Strategy Notes — Document Your Assumptions
Add strategy metadata to your experiments: hypotheses, rationale, expected outcomes, and interpretation plans.
The Value of Writing Things Down
Every good experiment starts with assumptions. Strategy Notes let you attach structured documentation to each saved experiment, capturing the why behind your choices — not just the what.
Each saved experiment can include a strategy_metadata field for your notes. This is freeform text, but structuring it consistently will make your research library far more useful over time.
What Good Strategy Notes Include
A well-documented experiment answers four questions:
1. Hypothesis
State what you expect to find before you see the results. This prevents post-hoc rationalization — the tendency to explain away unexpected results rather than learning from them.
Example: "I expect BTC sentiment to lead price by 6–12 hours based on the retail trading dynamics where social media buzz precedes order flow."
2. Parameter Rationale
Document why you chose each non-default setting. Future-you (or a collaborator) will want to know the reasoning.

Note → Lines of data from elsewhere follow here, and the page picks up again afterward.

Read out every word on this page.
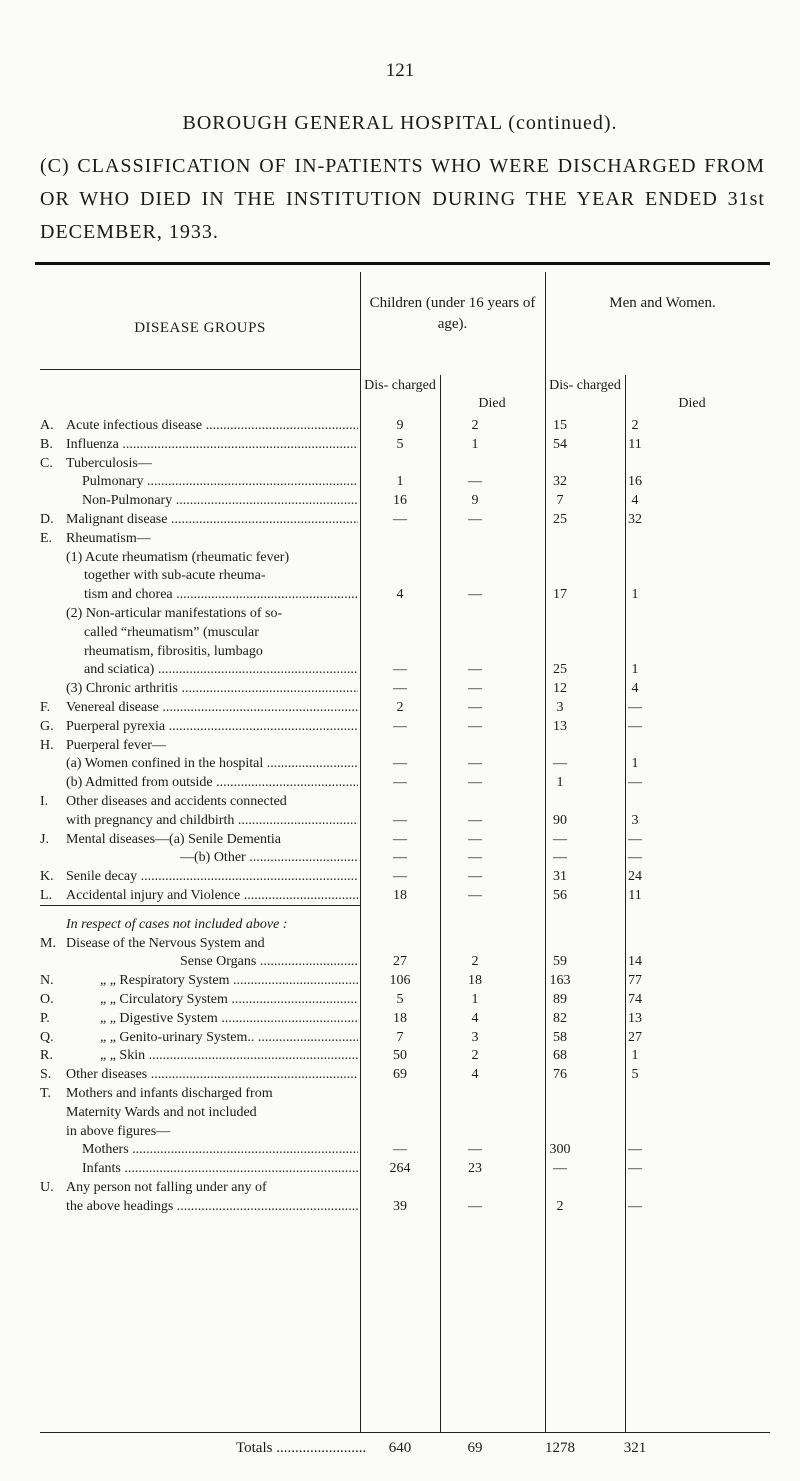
121
BOROUGH GENERAL HOSPITAL (continued).
(C) CLASSIFICATION OF IN-PATIENTS WHO WERE DISCHARGED FROM OR WHO DIED IN THE INSTITUTION DURING THE YEAR ENDED 31st DECEMBER, 1933.
DISEASE GROUPS
Children (under 16 years of age).
Men and Women.
Dis- charged
Died
Dis- charged
Died
A. Acute infectious disease .....	9	2	15	2
B. Influenza .....	5	1	54	11
C. Tuberculosis—
Pulmonary .....	1	—	32	16
Non-Pulmonary .....	16	9	7	4
D. Malignant disease .....	—	—	25	32
E. Rheumatism—
(1) Acute rheumatism (rheumatic fever)
together with sub-acute rheuma-
tism and chorea .....	4	—	17	1
(2) Non-articular manifestations of so-
called “rheumatism” (muscular
rheumatism, fibrositis, lumbago
and sciatica) .....	—	—	25	1
(3) Chronic arthritis .....	—	—	12	4
F.	Venereal disease .....	2	—	3	—
G. Puerperal pyrexia .....	—	—	13	—
H. Puerperal fever—
(a) Women confined in the hospital .....	—	—	—	1
(b) Admitted from outside .....	—	—	1	—
I.	Other diseases and accidents connected
with pregnancy and childbirth .....	—	—	90	3
J.	Mental diseases—(a) Senile Dementia	—	—	—	—
—(b) Other .....	—	—	—	—
K. Senile decay .....	—	—	31	24
L. Accidental injury and Violence .....	18	—	56	11
In respect of cases not included above :
M. Disease of the Nervous System and
Sense Organs .....	27	2	59	14
N.	„ „ Respiratory System .....	106	18	163	77
O.	„ „ Circulatory System .....	5	1	89	74
P.	„ „ Digestive System .....	18	4	82	13
Q.	„ „ Genito-urinary System.. .....	7	3	58	27
R.	„ „ Skin .....	50	2	68	1
S.	Other diseases .....	69	4	76	5
T.	Mothers and infants discharged from
Maternity Wards and not included
in above figures—
Mothers .....	—	—	300	—
Infants .....	264	23	—	—
U. Any person not falling under any of
the above headings .....	39	—	2	—
Totals .....	640	69	1278	321
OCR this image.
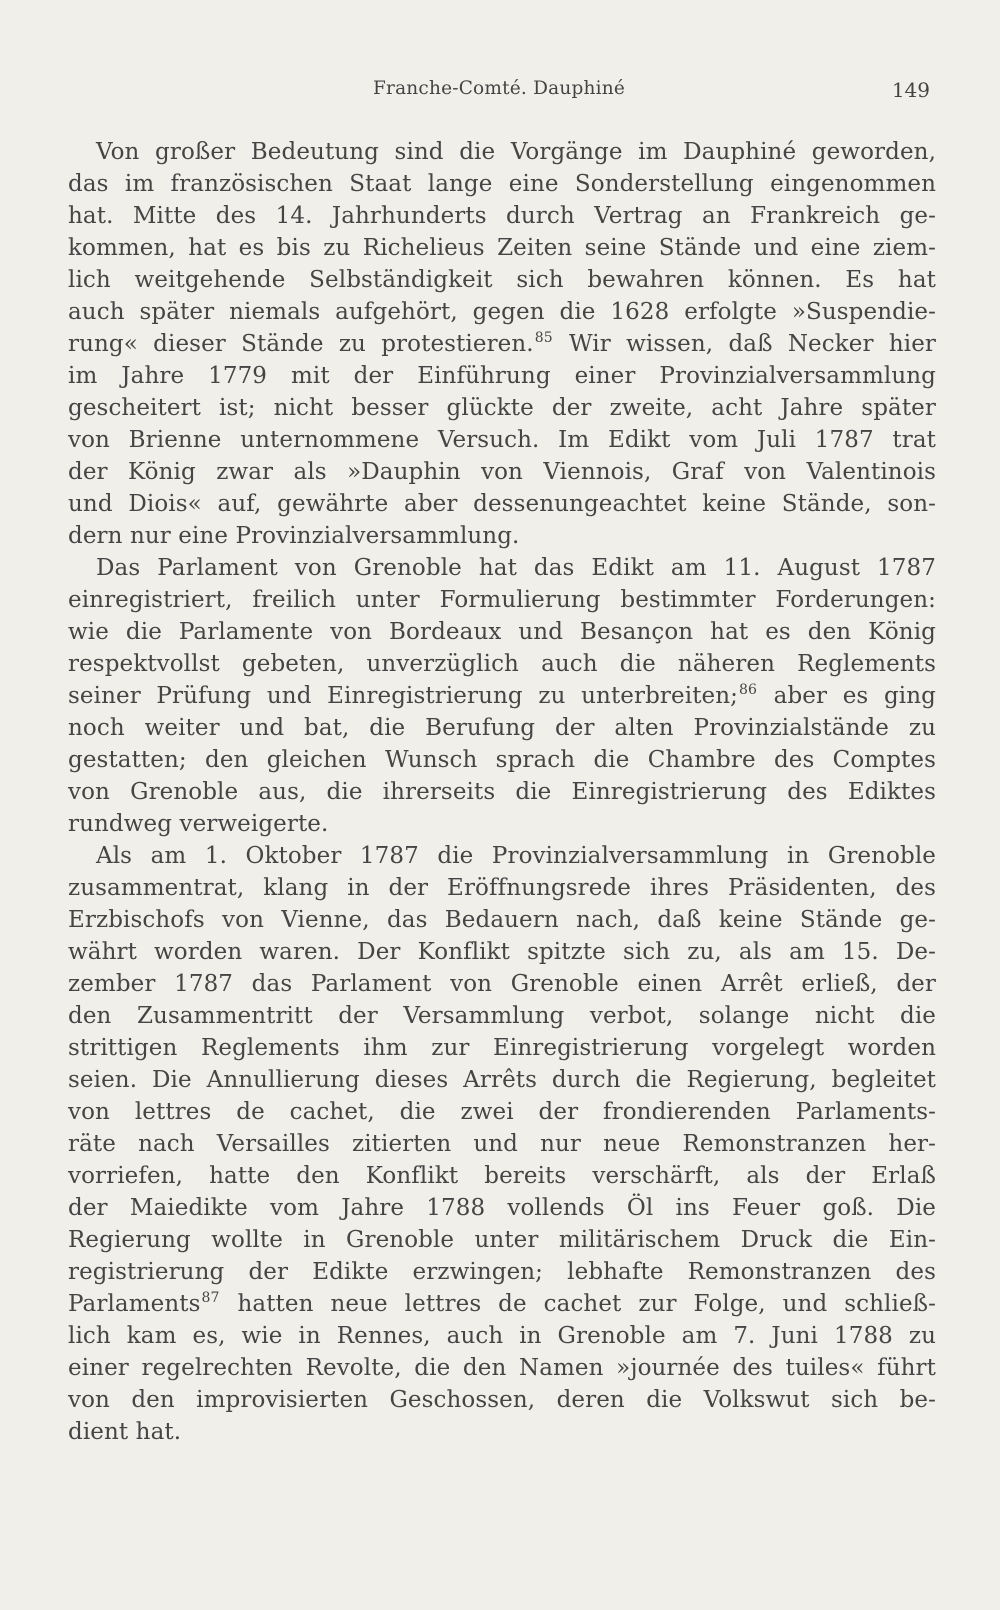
Franche-Comté. Dauphiné	149
Von großer Bedeutung sind die Vorgänge im Dauphiné geworden,
das im französischen Staat lange eine Sonderstellung eingenommen
hat. Mitte des 14. Jahrhunderts durch Vertrag an Frankreich ge-
kommen, hat es bis zu Richelieus Zeiten seine Stände und eine ziem-
lich weitgehende Selbständigkeit sich bewahren können. Es hat
auch später niemals aufgehört, gegen die 1628 erfolgte »Suspendie-
rung« dieser Stände zu protestieren.$^{85}$ Wir wissen, daß Necker hier
im Jahre 1779 mit der Einführung einer Provinzialversammlung
gescheitert ist; nicht besser glückte der zweite, acht Jahre später
von Brienne unternommene Versuch. Im Edikt vom Juli 1787 trat
der König zwar als »Dauphin von Viennois, Graf von Valentinois
und Diois« auf, gewährte aber dessenungeachtet keine Stände, son-
dern nur eine Provinzialversammlung.
Das Parlament von Grenoble hat das Edikt am 11. August 1787
einregistriert, freilich unter Formulierung bestimmter Forderungen:
wie die Parlamente von Bordeaux und Besançon hat es den König
respektvollst gebeten, unverzüglich auch die näheren Reglements
seiner Prüfung und Einregistrierung zu unterbreiten;$^{86}$ aber es ging
noch weiter und bat, die Berufung der alten Provinzialstände zu
gestatten; den gleichen Wunsch sprach die Chambre des Comptes
von Grenoble aus, die ihrerseits die Einregistrierung des Ediktes
rundweg verweigerte.
Als am 1. Oktober 1787 die Provinzialversammlung in Grenoble
zusammentrat, klang in der Eröffnungsrede ihres Präsidenten, des
Erzbischofs von Vienne, das Bedauern nach, daß keine Stände ge-
währt worden waren. Der Konflikt spitzte sich zu, als am 15. De-
zember 1787 das Parlament von Grenoble einen Arrêt erließ, der
den Zusammentritt der Versammlung verbot, solange nicht die
strittigen Reglements ihm zur Einregistrierung vorgelegt worden
seien. Die Annullierung dieses Arrêts durch die Regierung, begleitet
von lettres de cachet, die zwei der frondierenden Parlaments-
räte nach Versailles zitierten und nur neue Remonstranzen her-
vorriefen, hatte den Konflikt bereits verschärft, als der Erlaß
der Maiedikte vom Jahre 1788 vollends Öl ins Feuer goß. Die
Regierung wollte in Grenoble unter militärischem Druck die Ein-
registrierung der Edikte erzwingen; lebhafte Remonstranzen des
Parlaments$^{87}$ hatten neue lettres de cachet zur Folge, und schließ-
lich kam es, wie in Rennes, auch in Grenoble am 7. Juni 1788 zu
einer regelrechten Revolte, die den Namen »journée des tuiles« führt
von den improvisierten Geschossen, deren die Volkswut sich be-
dient hat.
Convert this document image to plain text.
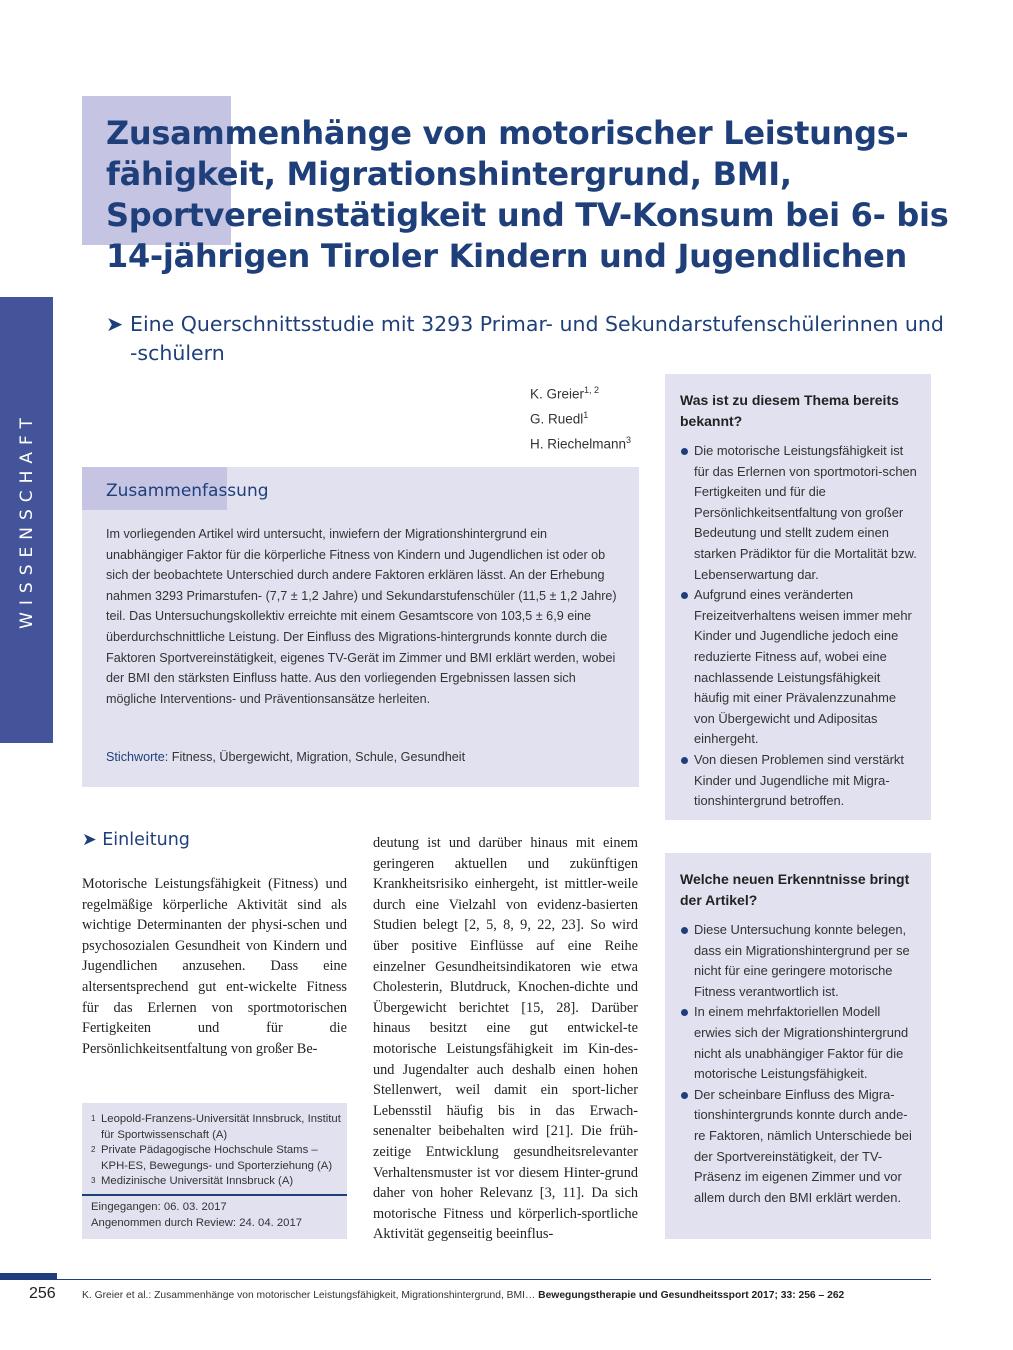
WISSENSCHAFT
Zusammenhänge von motorischer Leistungs-fähigkeit, Migrationshintergrund, BMI, Sportvereinstätigkeit und TV-Konsum bei 6- bis 14-jährigen Tiroler Kindern und Jugendlichen
➤ Eine Querschnittsstudie mit 3293 Primar- und Sekundarstufenschülerinnen und -schülern
K. Greier$^{1, 2}$
G. Ruedl$^1$
H. Riechelmann$^3$
Zusammenfassung
Im vorliegenden Artikel wird untersucht, inwiefern der Migrationshintergrund ein unabhängiger Faktor für die körperliche Fitness von Kindern und Jugendlichen ist oder ob sich der beobachtete Unterschied durch andere Faktoren erklären lässt. An der Erhebung nahmen 3293 Primarstufen- (7,7 ± 1,2 Jahre) und Sekundarstufenschüler (11,5 ± 1,2 Jahre) teil. Das Untersuchungskollektiv erreichte mit einem Gesamtscore von 103,5 ± 6,9 eine überdurchschnittliche Leistung. Der Einfluss des Migrations-hintergrunds konnte durch die Faktoren Sportvereinstätigkeit, eigenes TV-Gerät im Zimmer und BMI erklärt werden, wobei der BMI den stärksten Einfluss hatte. Aus den vorliegenden Ergebnissen lassen sich mögliche Interventions- und Präventionsansätze herleiten.
Stichworte: Fitness, Übergewicht, Migration, Schule, Gesundheit
Was ist zu diesem Thema bereits bekannt?
Die motorische Leistungsfähigkeit ist für das Erlernen von sportmotori-schen Fertigkeiten und für die Persönlichkeitsentfaltung von großer Bedeutung und stellt zudem einen starken Prädiktor für die Mortalität bzw. Lebenserwartung dar.
Aufgrund eines veränderten Freizeitverhaltens weisen immer mehr Kinder und Jugendliche jedoch eine reduzierte Fitness auf, wobei eine nachlassende Leistungsfähigkeit häufig mit einer Prävalenzzunahme von Übergewicht und Adipositas einhergeht.
Von diesen Problemen sind verstärkt Kinder und Jugendliche mit Migra-tionshintergrund betroffen.
Welche neuen Erkenntnisse bringt der Artikel?
Diese Untersuchung konnte belegen, dass ein Migrationshintergrund per se nicht für eine geringere motorische Fitness verantwortlich ist.
In einem mehrfaktoriellen Modell erwies sich der Migrationshintergrund nicht als unabhängiger Faktor für die motorische Leistungsfähigkeit.
Der scheinbare Einfluss des Migra-tionshintergrunds konnte durch ande-re Faktoren, nämlich Unterschiede bei der Sportvereinstätigkeit, der TV-Präsenz im eigenen Zimmer und vor allem durch den BMI erklärt werden.
➤ Einleitung
Motorische Leistungsfähigkeit (Fitness) und regelmäßige körperliche Aktivität sind als wichtige Determinanten der physi-schen und psychosozialen Gesundheit von Kindern und Jugendlichen anzusehen. Dass eine altersentsprechend gut ent-wickelte Fitness für das Erlernen von sportmotorischen Fertigkeiten und für die Persönlichkeitsentfaltung von großer Be-
deutung ist und darüber hinaus mit einem geringeren aktuellen und zukünftigen Krankheitsrisiko einhergeht, ist mittler-weile durch eine Vielzahl von evidenz-basierten Studien belegt [2, 5, 8, 9, 22, 23]. So wird über positive Einflüsse auf eine Reihe einzelner Gesundheitsindikatoren wie etwa Cholesterin, Blutdruck, Knochen-dichte und Übergewicht berichtet [15, 28]. Darüber hinaus besitzt eine gut entwickel-te motorische Leistungsfähigkeit im Kin-des- und Jugendalter auch deshalb einen hohen Stellenwert, weil damit ein sport-licher Lebensstil häufig bis in das Erwach-senenalter beibehalten wird [21]. Die früh-zeitige Entwicklung gesundheitsrelevanter Verhaltensmuster ist vor diesem Hinter-grund daher von hoher Relevanz [3, 11]. Da sich motorische Fitness und körperlich-sportliche Aktivität gegenseitig beeinflus-
1 Leopold-Franzens-Universität Innsbruck, Institut für Sportwissenschaft (A)
2 Private Pädagogische Hochschule Stams – KPH-ES, Bewegungs- und Sporterziehung (A)
3 Medizinische Universität Innsbruck (A)
Eingegangen: 06. 03. 2017
Angenommen durch Review: 24. 04. 2017
256	K. Greier et al.: Zusammenhänge von motorischer Leistungsfähigkeit, Migrationshintergrund, BMI… Bewegungstherapie und Gesundheitssport 2017; 33: 256 – 262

Example: "Using minQuality 0.8 to exclude promotional content that adds noise. Extended lag range (±72h) because I believe BTC responds slower to institutional news than retail news."
3. Expected Outcome
Define what a "successful" result looks like in advance. This creates an objective benchmark for evaluating findings.
Example: "Looking for r > 0.3 at positive lags to confirm sentiment-price lead. If r < 0.15 at all lags, will conclude that this particular quality threshold is too aggressive and is filtering out signal along with noise."
4. Interpretation Plan
Decide ahead of time what you will do with different outcomes. This prevents paralysis when results are ambiguous.
Example: "If r < 0.1, will try extending lag range to ±72h for slower effects. If r > 0.3 but reliableBest = false, will extend time range to 180 days for more statistical power."
What Documentation Prevents
Without strategy notes, three problems emerge over time:
- Duplicate experiments: You run the same analysis twice because you forgot you already tested it. Wasted time.
- Forgotten rationale: You find a saved experiment with unusual parameters but cannot remember why you chose them. The result becomes uninterpretable.
- Lost insights: You notice something interesting during analysis but do not record it. Weeks later, you vaguely remember a finding but cannot reproduce the conditions.
Treat Experiments Like a Trading Journal
Professional traders keep journals documenting every trade: the thesis, the entry, the exit, and the review. SentiLab strategy notes serve the same purpose for research trades.
The discipline of writing your assumptions before seeing results fundamentally changes how you analyze data:
- You become more honest about what you actually predicted vs. what happened
- You build a record of what works and what does not
- You can review past notes to refine your analytical approach over time
- You avoid the trap of "data mining" — running dozens of configurations until one looks good by chance
Quick Template for Strategy Notes
Copy and adapt this template for each experiment:
HYPOTHESIS: [What I expect to find and why]
PARAMETERS: [Why I chose these specific settings]
EXPECTED: [What a successful result looks like]
IF INCONCLUSIVE: [What I will try next]
NOTES: [Any observations during analysis]
Why This Matters
Data without context is just numbers. Strategy notes transform raw findings into documented research that compounds in value over time. When you publish experiments to the Strategy Marketplace, your notes help other researchers understand and build on your work.